Disease starts with the cells of the human body. All the cells of the human body (except red blood cells) contain DNA, which is considered the instructions for life. Strikingly, the genetic information contained in all these cells is identical; however, the expression of the genes differs between cells. Expression refers to which genes are used by the cell, and accordingly what proteins are made. Proteins are the main effectors of the cell, doing most of the work within our bodies. Here is where personalized medicine steps in. Based on the genomic and proteomic (protein) aspects of an individual’s profile, person A may be diagnosed with the same disease as person B, but the two may respond differently to their prescribed drugs. Studies have shown that some drugs work for a percentage of patients, while other patients may have a reaction or simply not respond in the desired way. Genome-wide association studies, which involve correlating genomic profiles with traits, or in this case diseases, will be useful in providing information for how to best identify the medical problem occurring in the individuals, and then possibly how to treat them.
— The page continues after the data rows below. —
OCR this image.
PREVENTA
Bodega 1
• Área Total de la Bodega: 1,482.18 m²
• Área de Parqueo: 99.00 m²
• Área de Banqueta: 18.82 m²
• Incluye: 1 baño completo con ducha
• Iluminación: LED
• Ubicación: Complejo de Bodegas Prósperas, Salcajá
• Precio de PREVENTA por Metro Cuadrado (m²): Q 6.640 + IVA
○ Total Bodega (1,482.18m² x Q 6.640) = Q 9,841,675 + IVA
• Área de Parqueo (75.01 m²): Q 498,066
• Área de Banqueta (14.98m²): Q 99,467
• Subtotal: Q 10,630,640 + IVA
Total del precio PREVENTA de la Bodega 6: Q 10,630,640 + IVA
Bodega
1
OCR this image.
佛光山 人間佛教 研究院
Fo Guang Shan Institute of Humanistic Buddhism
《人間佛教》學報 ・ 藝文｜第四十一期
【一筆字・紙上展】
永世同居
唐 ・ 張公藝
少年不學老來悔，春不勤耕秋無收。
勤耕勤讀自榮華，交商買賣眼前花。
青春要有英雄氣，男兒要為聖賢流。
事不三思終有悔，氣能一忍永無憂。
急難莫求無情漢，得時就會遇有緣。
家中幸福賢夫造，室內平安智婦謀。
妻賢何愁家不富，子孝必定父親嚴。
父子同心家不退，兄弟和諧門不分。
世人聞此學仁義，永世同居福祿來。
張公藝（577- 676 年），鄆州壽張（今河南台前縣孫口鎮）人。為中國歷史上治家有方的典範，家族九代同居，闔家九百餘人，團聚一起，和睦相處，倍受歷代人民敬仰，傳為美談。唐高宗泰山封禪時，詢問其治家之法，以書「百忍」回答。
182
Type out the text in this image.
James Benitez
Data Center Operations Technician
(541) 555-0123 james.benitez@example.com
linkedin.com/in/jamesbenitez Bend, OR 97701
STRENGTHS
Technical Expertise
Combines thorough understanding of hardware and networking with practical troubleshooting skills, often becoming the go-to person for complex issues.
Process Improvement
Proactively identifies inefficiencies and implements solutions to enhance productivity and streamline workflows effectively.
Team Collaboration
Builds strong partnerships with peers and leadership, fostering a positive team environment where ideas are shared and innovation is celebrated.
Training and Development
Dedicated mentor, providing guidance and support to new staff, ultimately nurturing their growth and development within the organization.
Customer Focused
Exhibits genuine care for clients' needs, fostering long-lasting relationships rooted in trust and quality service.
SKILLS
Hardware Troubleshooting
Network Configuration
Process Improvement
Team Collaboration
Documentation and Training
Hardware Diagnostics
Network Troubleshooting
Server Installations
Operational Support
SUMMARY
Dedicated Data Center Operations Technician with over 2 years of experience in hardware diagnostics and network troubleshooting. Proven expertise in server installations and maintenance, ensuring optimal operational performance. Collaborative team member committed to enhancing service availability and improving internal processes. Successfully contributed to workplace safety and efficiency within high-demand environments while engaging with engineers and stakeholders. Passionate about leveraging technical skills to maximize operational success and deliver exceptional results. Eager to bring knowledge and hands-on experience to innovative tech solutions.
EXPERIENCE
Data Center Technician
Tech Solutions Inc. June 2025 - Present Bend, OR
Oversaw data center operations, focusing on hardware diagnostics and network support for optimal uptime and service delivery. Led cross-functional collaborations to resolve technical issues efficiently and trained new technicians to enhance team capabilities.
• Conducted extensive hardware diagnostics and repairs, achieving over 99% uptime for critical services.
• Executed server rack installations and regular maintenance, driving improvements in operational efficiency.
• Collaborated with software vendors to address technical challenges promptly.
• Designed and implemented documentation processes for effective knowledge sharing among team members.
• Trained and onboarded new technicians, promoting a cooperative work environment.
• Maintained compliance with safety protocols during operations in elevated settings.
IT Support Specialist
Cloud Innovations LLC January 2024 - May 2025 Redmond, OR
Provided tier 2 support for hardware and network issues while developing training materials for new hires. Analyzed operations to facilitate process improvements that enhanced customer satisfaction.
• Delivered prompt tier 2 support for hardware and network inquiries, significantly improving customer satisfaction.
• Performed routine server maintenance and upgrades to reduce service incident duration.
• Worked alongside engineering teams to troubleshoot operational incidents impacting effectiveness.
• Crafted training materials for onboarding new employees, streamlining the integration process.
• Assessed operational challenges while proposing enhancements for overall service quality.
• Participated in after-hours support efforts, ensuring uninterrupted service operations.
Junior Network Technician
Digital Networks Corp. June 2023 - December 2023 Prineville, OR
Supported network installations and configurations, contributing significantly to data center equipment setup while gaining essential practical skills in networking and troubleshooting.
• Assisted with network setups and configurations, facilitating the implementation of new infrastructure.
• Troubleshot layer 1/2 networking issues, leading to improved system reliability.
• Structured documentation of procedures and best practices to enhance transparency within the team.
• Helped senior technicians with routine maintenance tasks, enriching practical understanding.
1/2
It is expected that in the future, personal medicine will become much more widely adopted. A simple tissue or blood sample could be taken, and the DNA or mRNA (DNA to protein intermediate) could be extracted. From the data retrieved, doctors can analyze whether a person is more likely to get a disease, what treatment will best target the patient’s disease, or how the treatment is working for the individual undergoing therapy. Furthermore, the implementation of electronic medical records may allow researchers to find more associations between an outward presentation of disease and a genetic alteration by combining analysis of findings from the clinic with findings from the blood sample. The promise for prevention is additionally promising. Since blood circulates throughout the body, it carries proteins from the body’s tissues. Frequent assessment of the blood for certain proteins over the long term can send up a red flag for better prevention strategies or early treatment if levels are creeping towards abnormal or have suddenly altered.

For results that command greater significance, scientists must develop a better understanding of how certain proteins and sequences of DNA affect expression of different genes and cell behavior. There should not only be an understanding of what DNA or protein marker is related to disease onset or intensity, but also how that marker is affecting disease progression. Select markers that meet both these criteria can be of substantial use for clinicians, allowing them to both diagnose and treat individuals if a targeted therapy is available. In order for these studies to be conducted, large pools of DNA are often required, thus highlighting one of the other major roadblocks to implementation: population size. Recruiting patients and healthy individuals to help further genomic research for possible clinical application can be difficult. Individuals participating in scientific studies must fully understand the future implications of their genomes being sequenced and analyzed, and often this rides on the effective communication between the scientists, clinicians, and the public.

Whereas relevance for application and the level of participation remain two challenges for a more extensive utilization of the personalized medicine approach, financing is pushing the model further into realization. Developed sequencing technologies have allowed for a greater number of longer DNA segments to be sequenced at a much lower cost than just 10 years ago. Moreover, the National Institutes of Health (NIH) is channeling greater amounts of money into projects that demonstrate relevance to personalized medicine. The Human Genome Project, which was started in 1990, and completed 13 years later, was one such project that the NIH partially funded, producing results which have helped guide genomic research.

While widespread application of personalized medicine will take some time, there are quite a few targeted approaches being pursued in current patient treatments. A notable example comes from the world of leukemia. Subsets of leukemia patients have been found to have mutations in their genetic composition which results in a distinct protein being expressed by their cancerous cells. This protein is known as the BCR-ABL kinase, and currently drugs known as tyrosine kinase inhibitors can be used to target the leukemic protein in these specific patients’ cells (however, due to the nature of cancer, in some cases the leukemic cells can become resistant to the drugs over time). In essence, this allows oncologists to identify a group of patients with the so-called “Philadelphia chromosome” genomic profile for a more specific treatment.

While personalized medicine holds exciting promise for the near future, the field is in its infancy with maturity riding on scientific discovery and effective clinical translation.